Guzman must find a position in minors, but which one?

PHOENIX, Ariz. — Though it’s easy and dangerous to be seduced by Spring Training performances, Jesus Guzman appears to be a truly special hitter. Whether the Giants ever manage to capitalize on Guzman’s skills, however, could become an issue.

Guzman’s defensive shortcomings have been well-documented. Simply put, he struggles with the glove, and his footwork isn’t especially precise. In fairness to Guzman, he’s only 24 and has played only 15 games above Double-A. Since he seems to be a decent athlete, spending a season in the high Minors trying to learn and master a position could benefit him.

But, assuming Guzman goes to Triple-A Fresno, which spot should he play? Do the Grizzlies oust Scott McClain from first base or Ryan Rohlinger from third? What if third baseman Conor Gillaspie, a top prospect, lands in Fresno? Second base, where Guzman has said he feels comfortable, might be a possibility. I personally think that the outfield ultimately could be a decent spot for him. Typically, infielders find it easier to adjust to playing outfield than vice-versa.
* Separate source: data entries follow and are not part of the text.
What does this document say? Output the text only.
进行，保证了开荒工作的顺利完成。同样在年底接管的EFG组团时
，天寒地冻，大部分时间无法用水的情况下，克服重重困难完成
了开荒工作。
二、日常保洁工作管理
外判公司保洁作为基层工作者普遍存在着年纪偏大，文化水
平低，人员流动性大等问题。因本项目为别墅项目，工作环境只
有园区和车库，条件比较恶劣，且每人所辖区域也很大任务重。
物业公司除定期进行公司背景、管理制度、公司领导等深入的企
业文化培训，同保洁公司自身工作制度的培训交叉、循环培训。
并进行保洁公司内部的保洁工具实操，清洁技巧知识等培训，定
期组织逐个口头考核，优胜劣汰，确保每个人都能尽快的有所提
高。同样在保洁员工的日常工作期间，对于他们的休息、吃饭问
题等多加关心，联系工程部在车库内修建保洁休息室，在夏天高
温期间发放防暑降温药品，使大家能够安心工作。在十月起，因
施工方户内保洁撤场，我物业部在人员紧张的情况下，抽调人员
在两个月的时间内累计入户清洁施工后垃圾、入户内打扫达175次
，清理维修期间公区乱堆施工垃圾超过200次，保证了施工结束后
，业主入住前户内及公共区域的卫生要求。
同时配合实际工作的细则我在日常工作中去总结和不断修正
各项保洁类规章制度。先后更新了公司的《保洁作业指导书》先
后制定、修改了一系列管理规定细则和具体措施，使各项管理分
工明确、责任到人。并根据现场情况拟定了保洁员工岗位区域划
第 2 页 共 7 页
Here’s something about Guzman that concerns me: Two American League organizations, the Mariners and A’s, gave up on him. If neither system envisioned him as a potential designated hitter, which would enable him to skirt his defensive struggles, that raises some red flags.

Here’s something about Guzman I like: If he reached the Majors with the Giants, he wouldn’t let AT&T Park affect him mentally. He’d learn to use the park’s dimensions to his benefit, spraying line drives everywhere for doubles and triples and pulling home runs to left. In this respect, Guzman could be — dare I say it? — the Giants’ next Jeff Kent.

As I write this, Guzman grounded into a double play with the bases loaded and nobody out in the first inning of Friday’s exhibition against the Chicago White Sox. But that didn’t negate his remarkable output overall (.410, four homers, a team-high 12 RBIs and a .974 slugging percentage entering the game).

Guzman demonstrated his hitting skill in subtle fashion Thursday by “spoiling” a pitch — swinging at a two-strike delivery he knew he couldn’t put in play and fouling it off. Except he didn’t just nick the ball, as even accomplished hitters do. He lined it a couple of hundred feet outside the right-field foul line. The man can flat-out hit. But part of the beauty and challenge of baseball is the prerequisite that each player must possess multiple skills. Guzman doesn’t have to learn to use his glove as well as his bat, but he had better close the gap between the two, or else he’ll never be seen at AT&T Park.